Economics and the Path to Commercialization

The economics of SBSP have shifted dramatically with the reduction in launch costs driven by reusable rockets. Orbital arrays using flexible thin-film gallium arsenide (GaAs) cells harvest sunlight far more efficiently than terrestrial panels, and the absence of atmospheric losses means a single orbital station can deliver baseload power around the clock. Researchers at King's College London estimate that space-based solar could provide the majority of Europe's renewable energy by 2050. Companies like Space Solar project commercial deployment beginning around 2030, with initial applications likely serving remote military installations, island nations, and disaster-relief scenarios where terrestrial grid infrastructure is absent or damaged. As costs continue to decline and infrastructure matures, SBSP could become a cornerstone of the global energy transition alongside terrestrial renewables.
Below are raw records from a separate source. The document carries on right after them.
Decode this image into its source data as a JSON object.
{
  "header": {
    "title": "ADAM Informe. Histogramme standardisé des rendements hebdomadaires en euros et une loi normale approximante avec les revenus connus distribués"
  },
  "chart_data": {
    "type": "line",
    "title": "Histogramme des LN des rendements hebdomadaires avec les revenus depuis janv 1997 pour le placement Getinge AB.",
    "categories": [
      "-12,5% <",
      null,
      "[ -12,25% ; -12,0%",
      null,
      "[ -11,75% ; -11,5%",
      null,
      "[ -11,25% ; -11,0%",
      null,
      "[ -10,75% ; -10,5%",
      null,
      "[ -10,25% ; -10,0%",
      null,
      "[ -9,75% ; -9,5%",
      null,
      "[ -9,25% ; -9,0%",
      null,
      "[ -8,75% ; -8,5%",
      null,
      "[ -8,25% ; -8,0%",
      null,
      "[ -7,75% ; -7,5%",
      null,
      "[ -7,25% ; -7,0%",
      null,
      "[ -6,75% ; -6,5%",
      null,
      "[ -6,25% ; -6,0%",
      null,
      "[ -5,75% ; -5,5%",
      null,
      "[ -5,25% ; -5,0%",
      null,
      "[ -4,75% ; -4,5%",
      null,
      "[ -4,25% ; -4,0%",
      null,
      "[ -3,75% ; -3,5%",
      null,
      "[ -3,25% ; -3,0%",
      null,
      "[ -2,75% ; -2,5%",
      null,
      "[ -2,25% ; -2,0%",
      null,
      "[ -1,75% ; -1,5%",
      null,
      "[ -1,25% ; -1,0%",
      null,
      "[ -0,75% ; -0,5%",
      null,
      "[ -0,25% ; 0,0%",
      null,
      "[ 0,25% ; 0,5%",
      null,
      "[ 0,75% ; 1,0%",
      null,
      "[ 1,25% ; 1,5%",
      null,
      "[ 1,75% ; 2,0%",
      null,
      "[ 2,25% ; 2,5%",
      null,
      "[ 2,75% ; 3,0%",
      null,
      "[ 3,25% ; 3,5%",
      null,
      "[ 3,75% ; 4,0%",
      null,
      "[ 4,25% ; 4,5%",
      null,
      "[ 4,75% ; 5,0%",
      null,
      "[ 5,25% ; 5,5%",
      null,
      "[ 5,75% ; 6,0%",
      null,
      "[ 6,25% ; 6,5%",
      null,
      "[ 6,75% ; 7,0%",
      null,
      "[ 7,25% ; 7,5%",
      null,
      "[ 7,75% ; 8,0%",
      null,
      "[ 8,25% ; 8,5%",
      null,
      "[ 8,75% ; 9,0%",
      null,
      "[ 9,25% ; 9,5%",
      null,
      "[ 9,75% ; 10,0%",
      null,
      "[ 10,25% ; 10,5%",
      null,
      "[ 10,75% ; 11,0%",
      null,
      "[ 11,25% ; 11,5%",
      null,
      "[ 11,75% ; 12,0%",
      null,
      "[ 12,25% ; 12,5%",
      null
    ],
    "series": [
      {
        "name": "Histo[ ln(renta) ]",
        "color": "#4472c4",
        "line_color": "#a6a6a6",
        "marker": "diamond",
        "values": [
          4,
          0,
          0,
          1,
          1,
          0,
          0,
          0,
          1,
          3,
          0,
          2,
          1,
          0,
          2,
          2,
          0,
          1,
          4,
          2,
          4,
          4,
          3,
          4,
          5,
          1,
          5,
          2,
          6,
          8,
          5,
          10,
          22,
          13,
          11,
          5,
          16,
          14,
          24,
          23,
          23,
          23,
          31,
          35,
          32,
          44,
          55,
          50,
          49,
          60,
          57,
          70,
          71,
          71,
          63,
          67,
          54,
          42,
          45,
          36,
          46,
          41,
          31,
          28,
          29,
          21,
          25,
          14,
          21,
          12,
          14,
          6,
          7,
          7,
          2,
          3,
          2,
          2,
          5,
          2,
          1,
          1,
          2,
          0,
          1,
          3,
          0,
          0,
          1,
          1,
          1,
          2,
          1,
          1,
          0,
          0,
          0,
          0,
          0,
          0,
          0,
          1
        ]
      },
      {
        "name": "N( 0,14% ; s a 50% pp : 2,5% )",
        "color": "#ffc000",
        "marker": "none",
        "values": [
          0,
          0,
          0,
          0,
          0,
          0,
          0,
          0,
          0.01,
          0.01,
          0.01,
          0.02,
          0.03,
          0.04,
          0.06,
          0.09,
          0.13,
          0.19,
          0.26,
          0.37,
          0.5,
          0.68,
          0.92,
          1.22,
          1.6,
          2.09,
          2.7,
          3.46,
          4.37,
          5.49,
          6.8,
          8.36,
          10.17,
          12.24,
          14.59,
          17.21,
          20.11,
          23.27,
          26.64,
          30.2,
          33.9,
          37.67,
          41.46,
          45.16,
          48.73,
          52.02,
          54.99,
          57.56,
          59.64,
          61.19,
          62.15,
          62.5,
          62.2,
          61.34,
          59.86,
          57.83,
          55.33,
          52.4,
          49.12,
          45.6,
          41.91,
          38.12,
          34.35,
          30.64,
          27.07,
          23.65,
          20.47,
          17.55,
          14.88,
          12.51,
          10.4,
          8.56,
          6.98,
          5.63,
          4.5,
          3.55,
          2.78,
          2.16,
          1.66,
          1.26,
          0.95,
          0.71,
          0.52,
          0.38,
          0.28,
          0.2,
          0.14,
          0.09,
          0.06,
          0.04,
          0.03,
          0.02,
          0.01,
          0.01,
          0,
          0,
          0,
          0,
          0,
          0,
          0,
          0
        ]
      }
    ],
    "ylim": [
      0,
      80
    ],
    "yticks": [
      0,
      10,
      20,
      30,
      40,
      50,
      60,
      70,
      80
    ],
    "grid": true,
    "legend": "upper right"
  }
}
Strategic and Geopolitical Implications

SBSP sits at the intersection of energy security, space dominance, and industrial policy. Nations investing in SBSP gain dual-use capabilities in precision power beaming, large-scale orbital construction, and satellite constellation management. The technology's relevance to defense—providing power to forward-deployed forces without fuel convoys—explains NATO's interest and growing military R&D budgets. For the broader technology economy, including the GPU-intensive workloads powering AI and spatial computing, SBSP represents a potential solution to the looming energy bottleneck that threatens to constrain the scaling of compute. The race to commercialize space-based solar power is as much about geopolitical positioning as it is about clean energy.